Monday, 15 November 2021

Why is the integration of services not encouraged?

Jordi Varela
Editor

 



@varelalaf

Health and social services are fragmented between various institutions, levels of care and a lot of specialities and each one of the fractions of the system provides a service that makes sense in itself, such as a three-hour weekly service of a family worker for lending a hand at the home of an elderly person who lives alone, or angioplasty intervention for a woman who has just suffered a myocardial infarction and, according to this system, funders pay differently for each activity.

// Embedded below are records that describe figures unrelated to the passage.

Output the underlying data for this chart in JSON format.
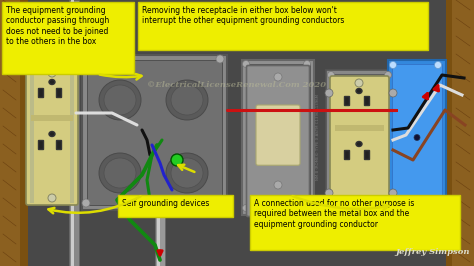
{
  "bg_color": "#1a1a1a",
  "wall_left_color": "#8B6020",
  "wall_right_color": "#7a5510",
  "bg_wall_color": "#4a4a4a",
  "metal_box1_color": "#888888",
  "metal_box1_inner": "#6e6e6e",
  "metal_box2_color": "#909090",
  "metal_box2_inner": "#7a7a7a",
  "metal_box3_color": "#888888",
  "blue_box_color": "#3388dd",
  "blue_box_inner": "#4499ee",
  "outlet_body_color": "#d4cc80",
  "outlet_border_color": "#888866",
  "switch_body_color": "#909090",
  "switch_plate_color": "#d8d0a0",
  "switch_plate_border": "#aaa870",
  "annotation_bg": "#eeee00",
  "annotation_border": "#cccc00",
  "annotation_text": "#000000",
  "watermark_color": "#bbbb99",
  "wire_red": "#cc1111",
  "wire_black": "#111111",
  "wire_white": "#dddddd",
  "wire_green": "#118811",
  "wire_blue": "#2222cc",
  "wire_brown": "#884422",
  "wire_arrow": "#cc0000",
  "screw_color": "#bbbbbb",
  "conduit_color": "#aaaaaa",
  "yoke_color": "#999966",
  "label_top_left": "The equipment grounding\nconductor passing through\ndoes not need to be joined\nto the others in the box",
  "label_top_right": "Removing the receptacle in either box below won't\ninterrupt the other equipment grounding conductors",
  "label_bottom_left": "Self grounding devices",
  "label_bottom_right": "A connection used for no other purpose is\nrequired between the metal box and the\nequipment grounding conductor",
  "watermark": "©ElectricalLicenseRenewal.Com 2020",
  "author": "Jeffrey Simpson"
}
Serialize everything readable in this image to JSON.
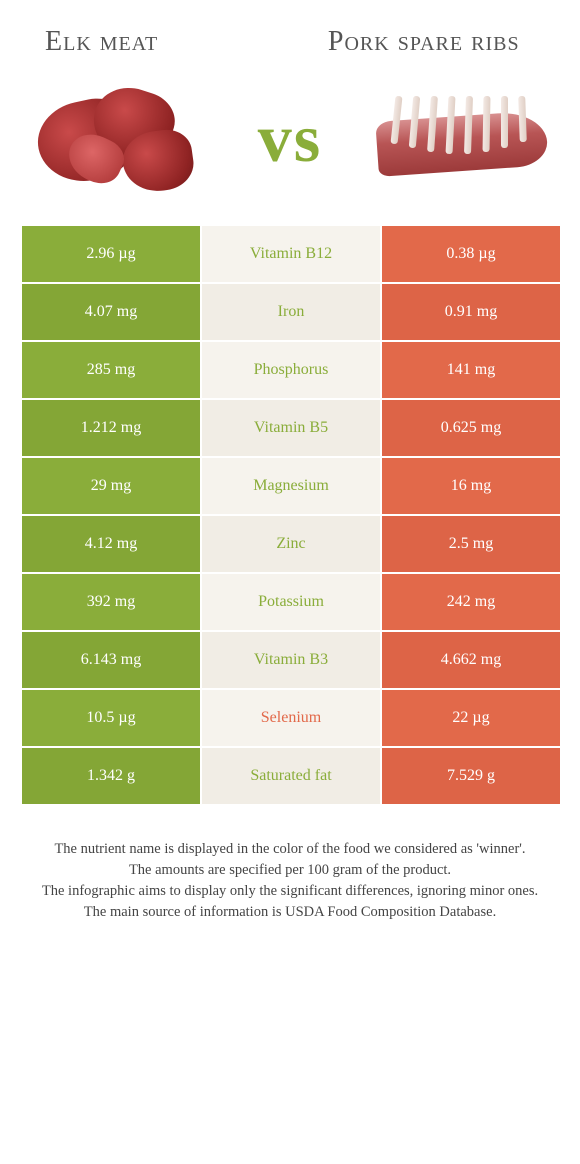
{
  "titles": {
    "left": "Elk meat",
    "right": "Pork spare ribs"
  },
  "vs": "vs",
  "colors": {
    "green": "#8aad3a",
    "green_alt": "#84a636",
    "orange": "#e2694a",
    "orange_alt": "#dd6447",
    "mid_bg": "#f6f3ed",
    "mid_bg_alt": "#f1ede5",
    "footer_text": "#444444"
  },
  "rows": [
    {
      "left": "2.96 µg",
      "mid": "Vitamin B12",
      "right": "0.38 µg",
      "winner": "left"
    },
    {
      "left": "4.07 mg",
      "mid": "Iron",
      "right": "0.91 mg",
      "winner": "left"
    },
    {
      "left": "285 mg",
      "mid": "Phosphorus",
      "right": "141 mg",
      "winner": "left"
    },
    {
      "left": "1.212 mg",
      "mid": "Vitamin B5",
      "right": "0.625 mg",
      "winner": "left"
    },
    {
      "left": "29 mg",
      "mid": "Magnesium",
      "right": "16 mg",
      "winner": "left"
    },
    {
      "left": "4.12 mg",
      "mid": "Zinc",
      "right": "2.5 mg",
      "winner": "left"
    },
    {
      "left": "392 mg",
      "mid": "Potassium",
      "right": "242 mg",
      "winner": "left"
    },
    {
      "left": "6.143 mg",
      "mid": "Vitamin B3",
      "right": "4.662 mg",
      "winner": "left"
    },
    {
      "left": "10.5 µg",
      "mid": "Selenium",
      "right": "22 µg",
      "winner": "right"
    },
    {
      "left": "1.342 g",
      "mid": "Saturated fat",
      "right": "7.529 g",
      "winner": "left"
    }
  ],
  "footer": [
    "The nutrient name is displayed in the color of the food we considered as 'winner'.",
    "The amounts are specified per 100 gram of the product.",
    "The infographic aims to display only the significant differences, ignoring minor ones.",
    "The main source of information is USDA Food Composition Database."
  ]
}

This fractional model, however, when treating complex, fragile or vulnerable patients behaves inefficiently for the sick and negatively for the economy. Suppliers also suffer from it and, therefore, they try to force the coordination of their professionals to better serve people with more difficulties, but with agendas, routines and incentives circulating in the opposite direction, everything is challenging for them.

What are we talking about when we talk about integration services?

Sebastià Santaeugènia in "Integrated health and social care: definition, challenges and glass ceilings", says that service integration is a coherent set of financing, organisation, service delivery and clinical practise models, designed to generate collaboration between different sectors, to improve care for people with complex and long-term needs.

What is the English doing to advance integration?

In England, Integrated Care Systems in evolution since 2018, manage in an integrated way local NHS resources (hospitals and primary care), community, social, municipal, mental health and others that may be in the 18 health areas where they have been deployed, to expand, count on the push of the NHS long-term plan, throughout the English territory by the end of 2021. The ICS are provided with a certain local governance structure (without legal entity own), in the style of the Integrated Health Areas (AIS) of the Consorci Sanitari de Barcelona. However, the perception is that the English ICS have more integrating force and more funding than the Barcelona AIS.

And the Americans?

The United States has a very fragmented health care system, mainly oriented to carry out a lot of care and business activity and, for this reason, CMS (Medicare + Medicaid), created "Accountable Care Organizations" (ACO), a financing model born under the "Affordable Care Act", to value the integration of services. ACOs are groups of doctors, hospitals and other providers, who decide to coordinate to provide a more efficient service to patients with public coverage and, accordingly, when an ACO manages to improve the quality of services, and at the same time spend money more valuable, CMS shares the savings made with the provider pool.

With the experience of the ACO's ten years, Allison Hamblin (CHCS) and Kedar Mate (IHI) have published in Health Affairs Blog, recommendations to help the new Biden-Harris administration to more efficiently manage the complexity of patients who have public insurance, of which I would like to highlight two: a) it is necessary to invest more time in knowing the causes and circumstances of the complexity of each person to be able to develop truly effective individualised plans at the community level, and b) CMS should pay complexity as a concept with its entity, to further force providers to integrate services.

And the Basques?

In Euskadi, the first Integrated Health Organization (Organización Sanitaria Integrada - OSI) was established in January 2011 and has now spread throughout the region. The OSI intends to promote multidisciplinary and coordinated assistance between all the services that work for the same population, especially between primary care and hospitals. Ten years later, a qualitative evaluation prepared by three academics from the University of the Basque Country, highlights that, despite the benefits observed in some results, such as the reduction in hospitalisations due to ambulatory care sensitive conditions, OSIs have difficulties in moving resources towards community care and primary care, as the basis for more appropriate care for complex patients and, on the other hand, they are finding it difficult to consolidate fruitful relationships between health and social services.

And in Catalonia?

In Catalonia, in 1986, the "Vida als anys" program generated expectations and encouraged the creation of a social health sector that has been efficiently building bridges between hospitals and the community. Afterwards there has been a trickle of inclusive government initiatives, some of which are very ambitious, but which have had results below expectations. According to Santaeugènia, despite the proposals made over the years from the different integrated care programs, the social and health services systems still do not have a clear vision of joint territorial governance, which means that many integration projects that have stimulating professional leaderships do not bear fruit due to lack of support from the administrations. Two very different situations are worth examples. In Sabadell, it was decided, in the last century, to include the municipal social services within the primary care centres, but the coexistence was not provided with content and now the primary care teams ask the municipal social services to leave because they need the space. In Vilanova i la Geltrú, on the other hand, the CAPI Baix-a-Mar, managed by a municipal company, has integrated the primary care team and the municipal social services in the same building with a "Chronic Care Model" integration methodology, which is facilitating the genesis of individualised plans developed jointly.

Complexity, as such, is a concept that must be subject to specific evaluation and funding and not each of the services that flow from it and if progress is not made in that direction, the services are aimed at people with complex social and health needs will continue to remain inadequate.